Now I just need to get myself a proper nadel (nalbinding needle).  I'm using a blunt carpet needle for now, and while it works, I'd like to have the right tool for the job.  I kinda feel like I'm doing the equivalent of knitting with chopsticks. 

Monday, July 4, 2011


In 2009, H and I bought our first two mice.  Frankie and Benjy.  It turned out those two boys weren't two boys.  Benjy was a boy, but Frankie was quite female.  She gave birth to two litters and was a wonderful companion.

She was sweet and affectionate and would crawl into your hand with very little coaxing.

About two months ago, she began to suffer a sharp decline in her health.  I suddenly realized she was very nearly two years old.  An average mouse lives about 18 months.  She was quite elderly.  She lost interest in treats, and lifting food out of her bowl was a mammoth task.  But she would still dance (albeit shakily) to be held and loved.  And I enjoyed giving her lots of attention.

Last week, as I watched her suffer, I came very close to making the extremely heartbreaking decision to euthanize her.  I researched it well, since I wanted her to die peacefully and not in pain.  But H and I found we couldn't do it.

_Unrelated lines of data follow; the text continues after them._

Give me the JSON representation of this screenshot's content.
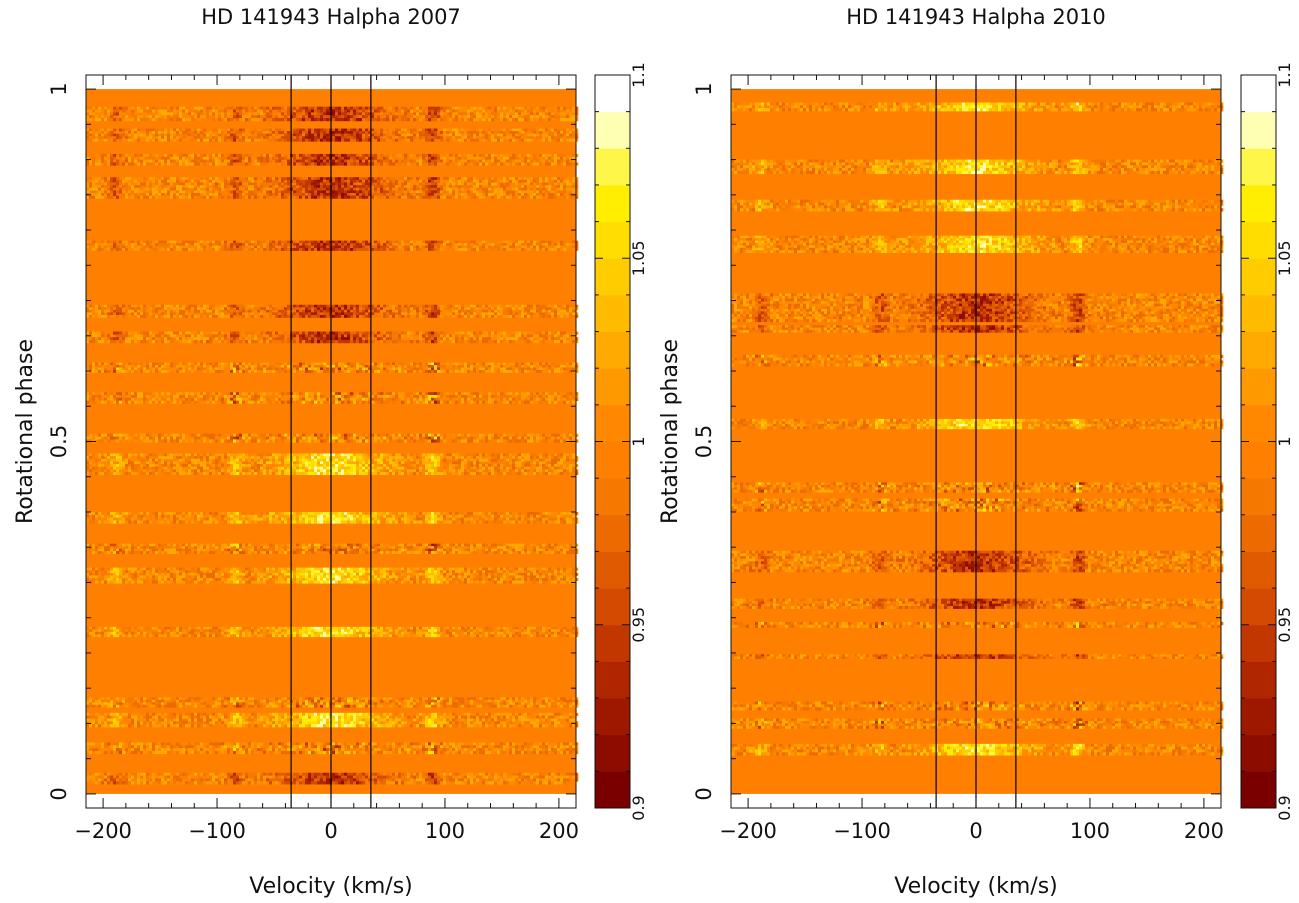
{
  "colors": {
    "background": "#ff7f00",
    "vline": "#000000",
    "frame": "#000000",
    "scale": [
      "#7a0000",
      "#8c0c00",
      "#9e1800",
      "#b02600",
      "#c23600",
      "#d44a00",
      "#e05a00",
      "#ec6a00",
      "#f57800",
      "#ff7f00",
      "#ff8800",
      "#ff9900",
      "#ffaa00",
      "#ffbb00",
      "#ffcc00",
      "#ffdd00",
      "#ffee00",
      "#fff64a",
      "#ffffb3",
      "#ffffff"
    ]
  },
  "chart_data": [
    {
      "type": "heatmap",
      "title": "HD 141943 Halpha 2007",
      "xlabel": "Velocity (km/s)",
      "ylabel": "Rotational phase",
      "xlim": [
        -215,
        215
      ],
      "ylim": [
        -0.02,
        1.02
      ],
      "xticks": [
        -200,
        -100,
        0,
        100,
        200
      ],
      "xtick_labels": [
        "−200",
        "−100",
        "0",
        "100",
        "200"
      ],
      "yticks": [
        0,
        0.5,
        1
      ],
      "ytick_labels": [
        "0",
        "0.5",
        "1"
      ],
      "colorbar": {
        "min": 0.9,
        "max": 1.1,
        "ticks": [
          0.9,
          0.95,
          1,
          1.05,
          1.1
        ],
        "tick_labels": [
          "0.9",
          "0.95",
          "1",
          "1.05",
          "1.1"
        ]
      },
      "vertical_lines": [
        -35,
        0,
        35
      ],
      "observations": [
        {
          "phase": 0.022,
          "width": 0.016,
          "feature": "dark"
        },
        {
          "phase": 0.065,
          "width": 0.016,
          "feature": "mixed"
        },
        {
          "phase": 0.105,
          "width": 0.02,
          "feature": "bright"
        },
        {
          "phase": 0.13,
          "width": 0.014,
          "feature": "mixed"
        },
        {
          "phase": 0.23,
          "width": 0.014,
          "feature": "bright"
        },
        {
          "phase": 0.31,
          "width": 0.022,
          "feature": "bright"
        },
        {
          "phase": 0.348,
          "width": 0.014,
          "feature": "mixed"
        },
        {
          "phase": 0.392,
          "width": 0.016,
          "feature": "bright"
        },
        {
          "phase": 0.468,
          "width": 0.03,
          "feature": "bright"
        },
        {
          "phase": 0.505,
          "width": 0.012,
          "feature": "mixed"
        },
        {
          "phase": 0.562,
          "width": 0.016,
          "feature": "mixed"
        },
        {
          "phase": 0.605,
          "width": 0.014,
          "feature": "mixed"
        },
        {
          "phase": 0.648,
          "width": 0.016,
          "feature": "dark"
        },
        {
          "phase": 0.685,
          "width": 0.018,
          "feature": "dark"
        },
        {
          "phase": 0.778,
          "width": 0.014,
          "feature": "dark"
        },
        {
          "phase": 0.86,
          "width": 0.03,
          "feature": "dark"
        },
        {
          "phase": 0.9,
          "width": 0.016,
          "feature": "dark"
        },
        {
          "phase": 0.935,
          "width": 0.018,
          "feature": "dark"
        },
        {
          "phase": 0.965,
          "width": 0.02,
          "feature": "dark"
        }
      ]
    },
    {
      "type": "heatmap",
      "title": "HD 141943 Halpha 2010",
      "xlabel": "Velocity (km/s)",
      "ylabel": "Rotational phase",
      "xlim": [
        -215,
        215
      ],
      "ylim": [
        -0.02,
        1.02
      ],
      "xticks": [
        -200,
        -100,
        0,
        100,
        200
      ],
      "xtick_labels": [
        "−200",
        "−100",
        "0",
        "100",
        "200"
      ],
      "yticks": [
        0,
        0.5,
        1
      ],
      "ytick_labels": [
        "0",
        "0.5",
        "1"
      ],
      "colorbar": {
        "min": 0.9,
        "max": 1.1,
        "ticks": [
          0.9,
          0.95,
          1,
          1.05,
          1.1
        ],
        "tick_labels": [
          "0.9",
          "0.95",
          "1",
          "1.05",
          "1.1"
        ]
      },
      "vertical_lines": [
        -35,
        0,
        35
      ],
      "observations": [
        {
          "phase": 0.063,
          "width": 0.016,
          "feature": "bright"
        },
        {
          "phase": 0.1,
          "width": 0.014,
          "feature": "mixed"
        },
        {
          "phase": 0.125,
          "width": 0.012,
          "feature": "mixed"
        },
        {
          "phase": 0.195,
          "width": 0.006,
          "feature": "dark"
        },
        {
          "phase": 0.24,
          "width": 0.008,
          "feature": "mixed"
        },
        {
          "phase": 0.27,
          "width": 0.014,
          "feature": "dark"
        },
        {
          "phase": 0.33,
          "width": 0.03,
          "feature": "dark"
        },
        {
          "phase": 0.41,
          "width": 0.018,
          "feature": "mixed"
        },
        {
          "phase": 0.435,
          "width": 0.014,
          "feature": "mixed"
        },
        {
          "phase": 0.525,
          "width": 0.014,
          "feature": "bright"
        },
        {
          "phase": 0.615,
          "width": 0.016,
          "feature": "mixed"
        },
        {
          "phase": 0.66,
          "width": 0.01,
          "feature": "dark"
        },
        {
          "phase": 0.69,
          "width": 0.04,
          "feature": "dark"
        },
        {
          "phase": 0.78,
          "width": 0.024,
          "feature": "bright"
        },
        {
          "phase": 0.835,
          "width": 0.016,
          "feature": "bright"
        },
        {
          "phase": 0.89,
          "width": 0.02,
          "feature": "bright"
        },
        {
          "phase": 0.975,
          "width": 0.012,
          "feature": "bright"
        }
      ]
    }
  ]
}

She died this evening while I was making dinner.  She was alive when I started, but was gone by the time I'd finished.  She lived a long and happy mouse life.  I wanted to bury her under the lavender bush next to Benjy, who died last summer at just over a year old.  Unfortunately, the lavender bush is simply too large now.  She is in the backyard, instead, next to Scruffy.  You were the first.  You were the best!!